The first priority during the early turns for a Control deck is making sure to hit all of its land drops. Missing an early land drop is usually death and, to avoid this most grisly of fates, most Standard Control decks opt to run 26 or more lands. Utilizing the incremental draw spell Think Twice, as well as the 4-card dig spell Forbidden Alchemy, Control players will tend to do very little in the start of the game, save for sifting through their deck, stocking their hand for the long game, and hopefully hitting every land drop along the way. Leaving up Mana Leak mana is crucial, with Geist of Saint Traft and other powerful third turn plays. Both Think Twice and Forbidden Alchemy can be cast during the opponent's End Step, allowing the Control player to keep their mana available for counterspells during the opponent's Main Phases. Once turn four comes around, it is often time to start casting spells, and a common theme is to clear the board on turn four or five with a sweeper effect like Day of Judgment or Black Sun's Zenith. Ideally this will start to generate some card advantage by clearing away multiple opposing creatures. I like to call this 2-or-more-for-1 exchange 'breaking card parity' and it will be a common theme among Control decks. Simply put, this means card efficiency, and is a staple for generating card advantage in a longer game. Aggro decks will usually excel in the early game and, if an Aggro deck is going to beat a Control deck, the early game is where that happens.
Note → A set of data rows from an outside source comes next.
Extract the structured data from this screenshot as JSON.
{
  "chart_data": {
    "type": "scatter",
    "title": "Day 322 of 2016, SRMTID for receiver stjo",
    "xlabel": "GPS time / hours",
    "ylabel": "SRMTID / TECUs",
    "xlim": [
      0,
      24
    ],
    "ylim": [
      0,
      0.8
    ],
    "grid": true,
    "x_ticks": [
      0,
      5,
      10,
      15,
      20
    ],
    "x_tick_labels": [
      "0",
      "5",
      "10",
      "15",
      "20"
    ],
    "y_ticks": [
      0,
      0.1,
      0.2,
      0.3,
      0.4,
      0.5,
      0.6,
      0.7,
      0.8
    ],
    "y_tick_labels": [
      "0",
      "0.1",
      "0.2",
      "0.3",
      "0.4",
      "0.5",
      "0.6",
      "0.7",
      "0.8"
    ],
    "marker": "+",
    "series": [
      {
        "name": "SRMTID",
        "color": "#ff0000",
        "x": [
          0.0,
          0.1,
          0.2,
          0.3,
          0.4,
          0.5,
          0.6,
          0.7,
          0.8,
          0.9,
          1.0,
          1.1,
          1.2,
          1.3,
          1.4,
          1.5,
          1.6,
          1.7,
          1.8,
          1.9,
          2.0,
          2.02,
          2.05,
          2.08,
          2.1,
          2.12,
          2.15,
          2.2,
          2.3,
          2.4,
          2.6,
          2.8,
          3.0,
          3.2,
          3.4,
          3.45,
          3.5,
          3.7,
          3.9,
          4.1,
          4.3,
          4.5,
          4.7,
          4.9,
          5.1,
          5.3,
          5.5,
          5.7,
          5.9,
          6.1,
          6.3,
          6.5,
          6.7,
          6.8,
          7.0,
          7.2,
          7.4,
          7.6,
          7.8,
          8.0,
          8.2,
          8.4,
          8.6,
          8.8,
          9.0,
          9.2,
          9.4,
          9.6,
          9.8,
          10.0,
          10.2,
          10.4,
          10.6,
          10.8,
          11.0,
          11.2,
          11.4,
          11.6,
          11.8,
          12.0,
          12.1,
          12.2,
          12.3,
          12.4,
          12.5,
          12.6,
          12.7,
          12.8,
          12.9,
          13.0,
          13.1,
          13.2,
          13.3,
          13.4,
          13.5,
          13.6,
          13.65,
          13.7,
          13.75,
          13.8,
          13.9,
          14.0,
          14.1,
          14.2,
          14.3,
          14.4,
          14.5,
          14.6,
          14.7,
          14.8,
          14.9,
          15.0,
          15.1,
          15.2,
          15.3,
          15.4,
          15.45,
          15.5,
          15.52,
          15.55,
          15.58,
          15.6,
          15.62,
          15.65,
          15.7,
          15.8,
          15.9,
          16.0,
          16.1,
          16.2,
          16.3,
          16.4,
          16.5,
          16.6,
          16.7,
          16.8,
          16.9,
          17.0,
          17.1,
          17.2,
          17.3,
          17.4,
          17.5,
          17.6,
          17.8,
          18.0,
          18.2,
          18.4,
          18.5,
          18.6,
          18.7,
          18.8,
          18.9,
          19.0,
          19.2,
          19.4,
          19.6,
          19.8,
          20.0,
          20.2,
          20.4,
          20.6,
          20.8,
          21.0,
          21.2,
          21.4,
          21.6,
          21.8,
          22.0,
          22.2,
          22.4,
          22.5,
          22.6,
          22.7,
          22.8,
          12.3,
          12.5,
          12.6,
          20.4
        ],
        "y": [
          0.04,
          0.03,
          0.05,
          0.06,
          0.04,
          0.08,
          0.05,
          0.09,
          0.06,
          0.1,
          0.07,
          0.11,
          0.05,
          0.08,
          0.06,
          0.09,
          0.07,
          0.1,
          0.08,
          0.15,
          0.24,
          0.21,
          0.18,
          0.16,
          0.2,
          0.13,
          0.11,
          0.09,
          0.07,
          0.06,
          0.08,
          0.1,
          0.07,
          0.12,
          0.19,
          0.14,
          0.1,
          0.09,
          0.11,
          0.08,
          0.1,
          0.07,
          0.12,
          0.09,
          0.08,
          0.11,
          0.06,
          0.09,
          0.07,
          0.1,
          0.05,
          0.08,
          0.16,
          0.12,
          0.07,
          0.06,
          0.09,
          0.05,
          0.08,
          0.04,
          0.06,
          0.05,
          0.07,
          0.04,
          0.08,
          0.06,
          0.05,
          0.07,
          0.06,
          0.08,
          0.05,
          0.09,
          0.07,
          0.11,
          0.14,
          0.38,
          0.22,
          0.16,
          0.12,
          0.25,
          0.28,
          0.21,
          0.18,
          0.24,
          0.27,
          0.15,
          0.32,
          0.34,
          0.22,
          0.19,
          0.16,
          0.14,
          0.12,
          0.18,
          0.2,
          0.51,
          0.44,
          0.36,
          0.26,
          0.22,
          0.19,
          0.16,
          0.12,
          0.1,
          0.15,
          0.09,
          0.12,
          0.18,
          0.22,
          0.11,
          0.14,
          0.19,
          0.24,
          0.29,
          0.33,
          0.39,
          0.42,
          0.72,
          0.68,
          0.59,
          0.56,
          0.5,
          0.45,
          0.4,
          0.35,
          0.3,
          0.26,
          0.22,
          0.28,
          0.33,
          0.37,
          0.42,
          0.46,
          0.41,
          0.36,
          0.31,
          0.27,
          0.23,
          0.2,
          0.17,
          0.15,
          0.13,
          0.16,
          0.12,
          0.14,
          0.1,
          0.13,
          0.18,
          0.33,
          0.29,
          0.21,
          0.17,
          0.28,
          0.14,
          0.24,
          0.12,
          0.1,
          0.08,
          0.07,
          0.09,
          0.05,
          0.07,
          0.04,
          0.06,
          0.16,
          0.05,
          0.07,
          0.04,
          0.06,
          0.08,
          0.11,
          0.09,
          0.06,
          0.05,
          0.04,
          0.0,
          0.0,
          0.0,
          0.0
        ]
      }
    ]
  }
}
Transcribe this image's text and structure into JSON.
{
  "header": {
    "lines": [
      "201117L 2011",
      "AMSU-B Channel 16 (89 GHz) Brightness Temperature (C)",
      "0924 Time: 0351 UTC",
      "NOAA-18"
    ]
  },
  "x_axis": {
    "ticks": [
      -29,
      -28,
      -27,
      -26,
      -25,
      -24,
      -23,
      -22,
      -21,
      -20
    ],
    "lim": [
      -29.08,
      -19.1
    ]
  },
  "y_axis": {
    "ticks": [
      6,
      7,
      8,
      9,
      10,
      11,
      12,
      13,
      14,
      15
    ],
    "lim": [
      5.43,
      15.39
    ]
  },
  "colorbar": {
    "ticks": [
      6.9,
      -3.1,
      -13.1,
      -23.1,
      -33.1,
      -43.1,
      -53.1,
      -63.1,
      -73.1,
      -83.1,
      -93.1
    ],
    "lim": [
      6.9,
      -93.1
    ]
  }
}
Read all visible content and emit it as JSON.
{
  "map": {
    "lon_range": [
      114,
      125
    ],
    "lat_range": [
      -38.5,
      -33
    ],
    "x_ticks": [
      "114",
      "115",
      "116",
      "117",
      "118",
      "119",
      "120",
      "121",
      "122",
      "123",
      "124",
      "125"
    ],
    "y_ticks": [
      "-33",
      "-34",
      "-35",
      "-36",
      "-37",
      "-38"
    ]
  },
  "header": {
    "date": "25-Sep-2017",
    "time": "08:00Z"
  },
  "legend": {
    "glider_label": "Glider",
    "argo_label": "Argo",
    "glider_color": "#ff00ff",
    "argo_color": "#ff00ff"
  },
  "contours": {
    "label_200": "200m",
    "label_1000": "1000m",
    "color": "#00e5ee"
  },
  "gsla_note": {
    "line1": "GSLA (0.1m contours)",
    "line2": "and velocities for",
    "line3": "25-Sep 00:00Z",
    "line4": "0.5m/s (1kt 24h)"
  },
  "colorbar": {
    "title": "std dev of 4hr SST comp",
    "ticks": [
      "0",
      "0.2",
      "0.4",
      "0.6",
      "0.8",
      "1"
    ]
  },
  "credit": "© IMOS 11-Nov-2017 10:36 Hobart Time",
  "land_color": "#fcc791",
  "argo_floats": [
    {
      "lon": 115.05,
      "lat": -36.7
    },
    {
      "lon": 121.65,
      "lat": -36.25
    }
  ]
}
Once we get into the intervening turns of the game, the Control player will start casting more spells and causing more headaches. With one-for-one removal spells like Doom Blade, as well as untargeted removal such as Geth's Verdict for the assortment of Hexproof creatures out there, moving into the middle of the game a Control player should have started generating some card advantage, and will now begin to reap the benefits. With a crafted hand full of answers thanks to early card draw, Control players begin to take over the game by having answers to each individual threat the opponent casts or, better still, by having counterspells available to prevent them from resolving in the first place. The more card advantage that the Control player has been able to generate, the more effective their parity spells like Doom Blade and Mana Leak become. Ramp decks start to shine against Aggro decks in the mid game, but can have particular difficulty against a good Control build, since the Control player will almost invariably have more answers than a Ramp deck has threats. By simply countering each threat as it gets cast, or Doom Blading those that resolve after the Control player taps out, the Control player can usually force the opponent into topdeck mode in the mid game. That is to say, they have run out of cards in hand, the board is mostly clear, and the opponent is hoping for an out to the situation during their draw step.